12 March 2010

The Amazing Fruit-Fly Discovery From the Mind of the Non-Scientific

Talking with Hamster Hater this morning, I realized that my movie collection is heavy on Bill Murray pictures.  I blame a certain group of very good directors and writers who recognize the genius that is Billy Murray.  We were talking about movies that would be appropriate for his children to watch (girl: 15, boy: 11).  He introduced his daughter to Sixteen Candles and she loved it.  That bodes well for her.  I gave him my list of most-see Bill Murray movies from the past decade, and then realized I owned all of them.  Ha.

He gave me this awesome laminate fold-out of the trees of central Texas.  I don't think he gave it to me for keepsies, but I plan on photo-copying it on the fancy color Xerox.  Stealing from work on Friday, how dangerous of me.

This morning I was once again thinking of C in the shower.  Well, more like I was thinking of something she said at dinner last night and how her brother is finishing up his PhD on fruit flies.  Yet again, I don't know why my brain decided to pick up on this in the shower this morning, but I was just thinking about fruit flies, and what crazy thing has he discovered about fruit flies?  Then I started thinking what would blow the minds of the scientific fruit-fly community?  That the third segment of the fruit fly's back left leg actually determined if it liked bananas or cat poo more.  Then, oh my god, some bitch from Texas who knows nothing about fruit flies and was just making a joke on her blog, totally turned out to be right.  Scientist bicker in jealous resentment, call her a bitch and get on with their lives using this fantastic new information to map if there are more banana-loving fruit flies over the cat-poo-loving ones.
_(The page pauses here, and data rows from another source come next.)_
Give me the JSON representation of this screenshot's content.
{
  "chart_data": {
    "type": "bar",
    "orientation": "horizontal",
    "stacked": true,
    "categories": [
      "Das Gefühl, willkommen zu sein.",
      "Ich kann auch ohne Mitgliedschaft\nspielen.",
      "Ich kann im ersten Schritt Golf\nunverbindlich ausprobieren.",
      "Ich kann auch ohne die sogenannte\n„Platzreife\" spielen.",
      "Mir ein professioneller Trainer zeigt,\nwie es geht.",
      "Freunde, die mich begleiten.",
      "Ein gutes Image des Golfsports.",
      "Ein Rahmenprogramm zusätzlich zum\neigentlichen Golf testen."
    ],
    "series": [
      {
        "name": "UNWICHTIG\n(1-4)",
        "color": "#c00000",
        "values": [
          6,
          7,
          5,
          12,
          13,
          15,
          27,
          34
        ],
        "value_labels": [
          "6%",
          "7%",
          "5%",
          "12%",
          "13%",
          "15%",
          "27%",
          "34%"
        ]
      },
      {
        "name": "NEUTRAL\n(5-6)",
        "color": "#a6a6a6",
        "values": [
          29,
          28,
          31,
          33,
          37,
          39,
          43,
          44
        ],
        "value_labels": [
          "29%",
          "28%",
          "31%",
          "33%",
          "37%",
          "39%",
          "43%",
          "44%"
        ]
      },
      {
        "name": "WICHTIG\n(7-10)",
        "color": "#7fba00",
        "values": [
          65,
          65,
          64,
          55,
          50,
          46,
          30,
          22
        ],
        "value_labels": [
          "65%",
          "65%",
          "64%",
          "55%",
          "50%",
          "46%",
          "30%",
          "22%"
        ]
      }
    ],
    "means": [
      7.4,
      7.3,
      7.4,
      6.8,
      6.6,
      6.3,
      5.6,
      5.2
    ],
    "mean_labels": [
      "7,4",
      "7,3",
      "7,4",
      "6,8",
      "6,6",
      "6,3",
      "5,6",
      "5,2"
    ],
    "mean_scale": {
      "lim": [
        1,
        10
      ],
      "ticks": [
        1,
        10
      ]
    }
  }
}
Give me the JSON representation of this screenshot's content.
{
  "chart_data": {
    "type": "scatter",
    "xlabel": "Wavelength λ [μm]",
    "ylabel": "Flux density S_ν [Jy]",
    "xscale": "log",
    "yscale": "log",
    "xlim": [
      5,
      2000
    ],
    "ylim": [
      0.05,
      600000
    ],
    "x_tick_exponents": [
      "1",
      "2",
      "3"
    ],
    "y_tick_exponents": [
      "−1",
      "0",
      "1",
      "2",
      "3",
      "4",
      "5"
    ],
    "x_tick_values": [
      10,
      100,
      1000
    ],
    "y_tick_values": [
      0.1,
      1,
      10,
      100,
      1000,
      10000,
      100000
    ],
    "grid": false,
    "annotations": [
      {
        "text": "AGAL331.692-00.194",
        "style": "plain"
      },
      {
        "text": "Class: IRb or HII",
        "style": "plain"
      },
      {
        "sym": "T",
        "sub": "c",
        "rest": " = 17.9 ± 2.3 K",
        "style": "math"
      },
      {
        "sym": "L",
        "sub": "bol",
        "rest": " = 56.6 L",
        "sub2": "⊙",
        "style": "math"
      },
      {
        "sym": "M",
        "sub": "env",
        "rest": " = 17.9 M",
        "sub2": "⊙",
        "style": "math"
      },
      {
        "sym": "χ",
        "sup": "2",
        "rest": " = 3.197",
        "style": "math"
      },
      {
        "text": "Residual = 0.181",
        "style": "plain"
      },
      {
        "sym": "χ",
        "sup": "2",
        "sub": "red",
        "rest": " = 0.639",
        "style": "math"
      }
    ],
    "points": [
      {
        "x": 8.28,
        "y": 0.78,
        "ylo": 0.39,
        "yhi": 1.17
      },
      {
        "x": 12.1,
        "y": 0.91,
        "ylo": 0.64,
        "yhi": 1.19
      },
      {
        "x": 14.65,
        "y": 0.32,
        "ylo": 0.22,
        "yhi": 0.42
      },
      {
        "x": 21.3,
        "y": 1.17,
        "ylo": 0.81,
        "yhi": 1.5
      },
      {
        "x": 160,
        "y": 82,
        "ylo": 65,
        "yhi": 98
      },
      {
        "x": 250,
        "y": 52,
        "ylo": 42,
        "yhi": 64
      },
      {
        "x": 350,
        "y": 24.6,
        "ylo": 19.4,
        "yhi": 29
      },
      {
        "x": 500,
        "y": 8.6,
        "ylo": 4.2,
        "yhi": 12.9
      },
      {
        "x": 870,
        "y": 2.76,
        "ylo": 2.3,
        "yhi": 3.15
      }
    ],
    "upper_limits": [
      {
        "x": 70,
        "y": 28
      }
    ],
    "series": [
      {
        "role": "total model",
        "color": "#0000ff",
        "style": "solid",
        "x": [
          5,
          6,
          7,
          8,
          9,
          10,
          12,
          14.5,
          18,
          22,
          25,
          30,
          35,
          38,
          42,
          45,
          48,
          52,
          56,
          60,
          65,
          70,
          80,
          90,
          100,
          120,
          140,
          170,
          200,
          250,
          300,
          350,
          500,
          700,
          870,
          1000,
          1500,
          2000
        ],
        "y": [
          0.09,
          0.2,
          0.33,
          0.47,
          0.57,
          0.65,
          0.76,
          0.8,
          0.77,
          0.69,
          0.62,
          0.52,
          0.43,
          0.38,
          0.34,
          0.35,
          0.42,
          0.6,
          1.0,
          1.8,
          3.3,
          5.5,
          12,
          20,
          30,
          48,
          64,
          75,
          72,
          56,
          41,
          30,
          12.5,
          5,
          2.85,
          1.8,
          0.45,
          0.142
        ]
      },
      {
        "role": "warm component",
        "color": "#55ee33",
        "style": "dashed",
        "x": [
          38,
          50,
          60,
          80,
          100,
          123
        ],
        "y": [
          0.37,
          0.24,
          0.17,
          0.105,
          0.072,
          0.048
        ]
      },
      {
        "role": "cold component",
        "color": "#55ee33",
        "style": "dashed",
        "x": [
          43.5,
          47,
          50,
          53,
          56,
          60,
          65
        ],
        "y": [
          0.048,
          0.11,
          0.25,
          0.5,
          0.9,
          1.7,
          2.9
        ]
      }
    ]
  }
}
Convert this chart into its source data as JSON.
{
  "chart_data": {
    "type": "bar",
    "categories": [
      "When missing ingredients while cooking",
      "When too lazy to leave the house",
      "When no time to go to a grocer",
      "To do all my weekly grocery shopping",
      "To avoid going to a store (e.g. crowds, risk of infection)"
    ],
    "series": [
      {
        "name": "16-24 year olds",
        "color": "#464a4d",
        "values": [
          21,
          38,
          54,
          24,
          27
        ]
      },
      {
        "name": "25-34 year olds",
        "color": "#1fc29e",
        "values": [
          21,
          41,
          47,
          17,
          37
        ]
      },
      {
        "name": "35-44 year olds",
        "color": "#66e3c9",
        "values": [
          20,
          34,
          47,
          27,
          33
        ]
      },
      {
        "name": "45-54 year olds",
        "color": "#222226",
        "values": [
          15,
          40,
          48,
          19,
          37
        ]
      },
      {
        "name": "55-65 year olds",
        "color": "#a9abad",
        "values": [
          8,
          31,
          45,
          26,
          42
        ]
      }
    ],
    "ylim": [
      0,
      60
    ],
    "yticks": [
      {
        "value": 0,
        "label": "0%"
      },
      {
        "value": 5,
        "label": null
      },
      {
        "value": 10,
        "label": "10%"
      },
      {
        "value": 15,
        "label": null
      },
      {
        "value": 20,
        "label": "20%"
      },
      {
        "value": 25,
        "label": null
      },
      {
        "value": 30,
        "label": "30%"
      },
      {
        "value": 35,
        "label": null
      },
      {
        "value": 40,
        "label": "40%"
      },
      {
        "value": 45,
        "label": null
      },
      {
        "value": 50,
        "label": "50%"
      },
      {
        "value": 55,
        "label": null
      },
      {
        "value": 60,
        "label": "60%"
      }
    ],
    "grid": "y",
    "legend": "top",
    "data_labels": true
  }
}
If I have not admitted this before, I am not very good at sharing.  I hate it.  Stuff is mine, whether that be food, money, the super-soft blankey on the couch.  I'm the oldest child, can you tell?  The Boy and I had a little spat when I went home for a brief lunch between mentoring and work.  He kept stealing my macaroni and cheese.  It was one serving, and each time I was in position to put the fork in my mouth, his arm blocked me to steal some more pasta.  So not only was he taking bits of my one-portion meal, he was keeping me from freely eating it at my own pass.  I finally got fed up with this and snapped at him by ripping his tongue out and eating it mixed in with my mac-and-cheese.  He always shares his food--he's really good like that.  He also always offers to make me food when he goes in to make himself food.  But let's be clear about today, he was home, had been home, and at any time could have gotten up and ate the mac-and-cheese himself.  I had 20 minutes to spare, and was eating my serving of food and he was stealing it.  Then when I offered to make him some food, he refused, on the basis that he felt I didn't really want to.  Which was not true.  I totally wanted to because a) he was right in that I didn't offer when he always does, and b) he sounds so pathetic without a tongue, that I wanted him to shut up already.

Obviously, I should only eat meat when I am at home to avoid this kind of thing.

Last night I neglected to remove my mascara before going to bed.  I really try to avoid this because I may have long eyelashes, but they aren't particularly thick, and sleeping with mascara on his like having dried paint on bristles.  This morning, before I took my shower (and thought all about C, her brother, and fruit flies), I took a look at myself and saw that I had no mascara on my left eye, but my right eye looked as good as it did yesterday (if not better since there was some slight smudging going on under my lower lashes).  I have always felt that my right eyelashes are way better looking then my left.  I had an epiphany, standing there naked in the hot steam of the bathroom: I sleep on my left side!  I wake up with no mascara on that side of my face, because I have spent the whole night rubbing it off on my pillow in my thrashing about (hot flashes!).  Even when I'm not wearing mascara, I'm still brutally destroying the eyelashes on my left.  Honestly, I'm almost 35 and this just now occurs to me.  That and how the fruit flies' back left leg absolutely determines if they like fruit or dung better.